As we sit here today, there is no guarantee of a recession. The labor market remains very strong, consumer balance sheets appear solid, and the Federal Reserve has been unanimously optimistic about the prospects for the U.S. economy (perhaps take that last one with a grain of salt).
However, predictions for a recession are becoming louder and more frequent from many market participants and we believe the odds are about 50/50 that the U.S. economy enters a recession sometime in 2023 (if not sooner). To combat inflation, the Fed has charted a course to increase the benchmark Federal Funds Rate above their estimated neutral rate. Increasing the Fed Funds Rate above “neutral” has a slowing effect on the economy with the goal of dampening inflation.

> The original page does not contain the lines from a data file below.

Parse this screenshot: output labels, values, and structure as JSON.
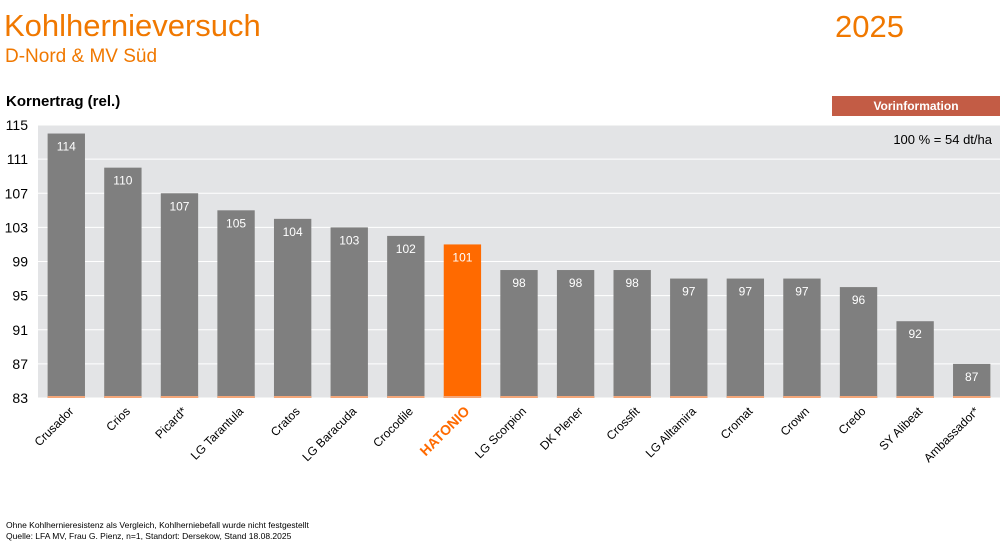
{
  "header": {
    "title": "Kohlhernieversuch",
    "subtitle": "D-Nord & MV Süd",
    "year": "2025"
  },
  "badge": "Vorinformation",
  "footnotes": [
    "Ohne Kohlhernieresistenz als Vergleich, Kohlherniebefall wurde nicht festgestellt",
    "Quelle: LFA MV, Frau G. Pienz, n=1, Standort: Dersekow, Stand 18.08.2025"
  ],
  "colors": {
    "accent": "#f07800",
    "highlight_bar": "#ff6a00",
    "bar": "#7f7f7f",
    "plot_bg": "#e3e4e6",
    "badge": "#c35c45"
  },
  "chart_data": {
    "type": "bar",
    "ylabel": "Kornertrag (rel.)",
    "annotation": "100 % = 54 dt/ha",
    "ylim": [
      83,
      115
    ],
    "yticks": [
      83,
      87,
      91,
      95,
      99,
      103,
      107,
      111,
      115
    ],
    "grid": true,
    "categories": [
      "Crusador",
      "Crios",
      "Picard*",
      "LG Tarantula",
      "Cratos",
      "LG Baracuda",
      "Crocodile",
      "HATONIO",
      "LG Scorpion",
      "DK Plener",
      "Crossfit",
      "LG Alltamira",
      "Cromat",
      "Crown",
      "Credo",
      "SY Alibeat",
      "Ambassador*"
    ],
    "values": [
      114,
      110,
      107,
      105,
      104,
      103,
      102,
      101,
      98,
      98,
      98,
      97,
      97,
      97,
      96,
      92,
      87
    ],
    "highlight": "HATONIO"
  }
}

Balancing the need to fight inflation with the desire to keep the economy growing is very hard. In fact, there has only been one instance when the Fed raised rates above neutral and did not cause a recession (1994-95). The chart below illustrates the market’s expectation of that reality. The market believes the Federal Reserve will be forced to cutinterest rates towards the back half of 2023 in response to, presumably, a recession. Rate cut expectations alone do not ensure a recession but combined with rapidly declining consumer confidence and a magnitude of rate cut expectations only matched by the period prior to the Great Financial Crisis, we believe all signals point to a substantive probability of the economy contracting.

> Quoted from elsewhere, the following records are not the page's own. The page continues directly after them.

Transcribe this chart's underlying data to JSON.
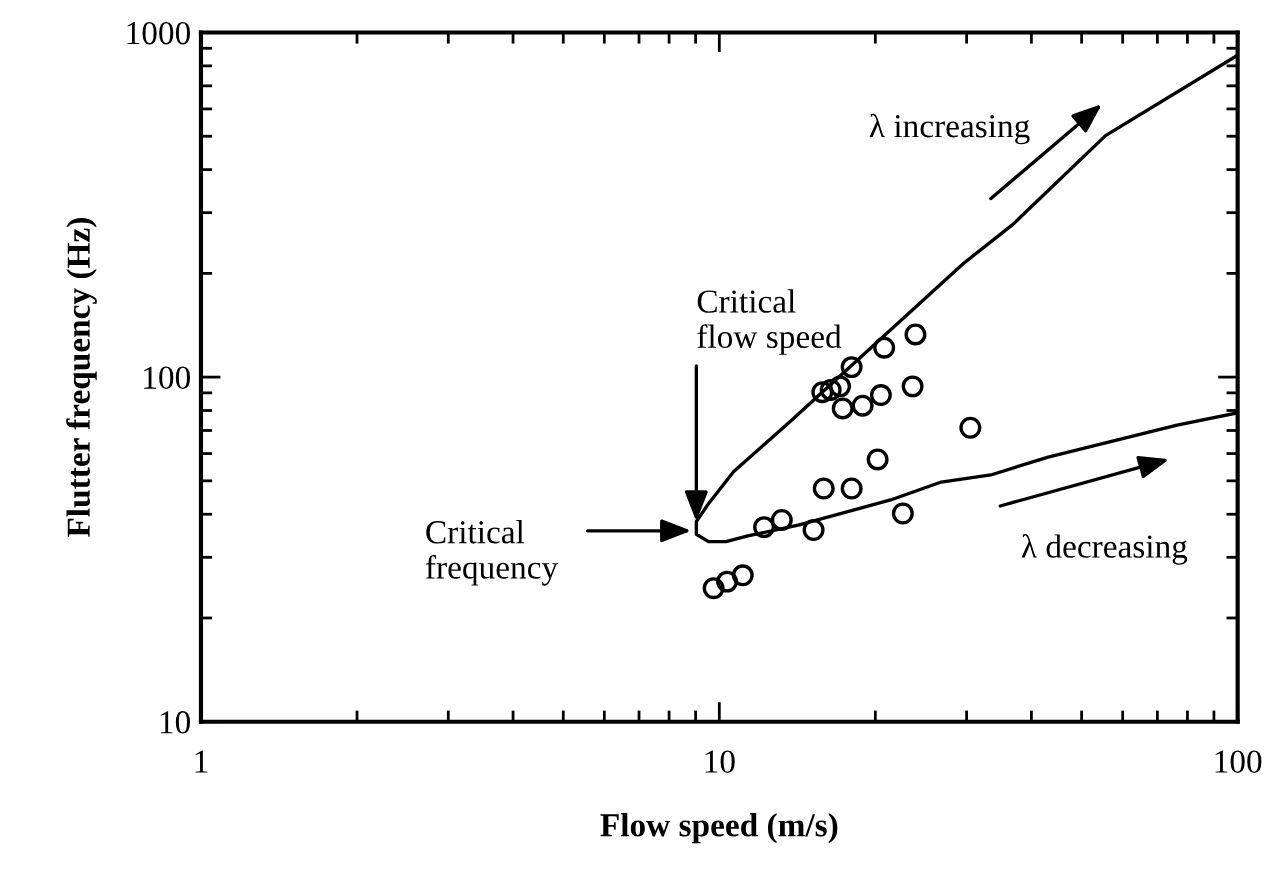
{
  "chart_data": {
    "type": "scatter",
    "xlabel": "Flow speed (m/s)",
    "ylabel": "Flutter frequency (Hz)",
    "log": "xy",
    "xlim": [
      1,
      100
    ],
    "ylim": [
      10,
      1000
    ],
    "xticks": [
      1,
      10,
      100
    ],
    "yticks": [
      10,
      100,
      1000
    ],
    "grid": false,
    "series": [
      {
        "color": "#000000",
        "marker": "circle",
        "x": [
          9.75,
          10.35,
          11.1,
          12.2,
          13.2,
          15.2,
          15.9,
          18.0,
          20.2,
          22.6,
          30.5,
          15.8,
          16.4,
          17.1,
          17.3,
          18.9,
          20.5,
          23.6,
          18.0,
          20.8,
          23.9
        ],
        "values": [
          24.4,
          25.5,
          26.6,
          36.7,
          38.5,
          36.0,
          47.5,
          47.5,
          57.7,
          40.2,
          71.3,
          90.4,
          91.8,
          94,
          81.1,
          82.6,
          88.7,
          94,
          106.9,
          121.7,
          133
        ]
      },
      {
        "type": "line",
        "color": "#000000",
        "marker": "none",
        "line_style": "solid",
        "x": [
          100,
          55.6,
          36.8,
          29.5,
          20.1,
          13.7,
          10.66,
          9.53,
          9.03,
          9.03,
          9.53,
          10.3,
          11.35,
          14.2,
          21.4,
          26.8,
          33.4,
          43.1,
          55.6,
          76.4,
          100
        ],
        "values": [
          859,
          502,
          277,
          213,
          125.8,
          74.3,
          53.2,
          42.9,
          38.1,
          35.0,
          33.3,
          33.3,
          34.6,
          37.2,
          44.0,
          49.6,
          52.0,
          58.6,
          64.4,
          72.6,
          78.8
        ]
      }
    ],
    "annotations": [
      "λ increasing",
      "λ decreasing",
      {
        "text": "Critical\nflow speed",
        "x": 9.03,
        "y": 38.1
      },
      "Critical\nfrequency"
    ]
  }
}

Investors should take comfort in the fact that just because the chance of a recession is higher than normal, it doesn’t mean the contraction needs to be crisis-like. Given the experiences in 2008 and 2020, we have become conditioned to believe that recession equals catastrophe. Recessions can also be mild, and although we believe the market may struggle for some time, some of the economic risk we face is already reflected in stock prices.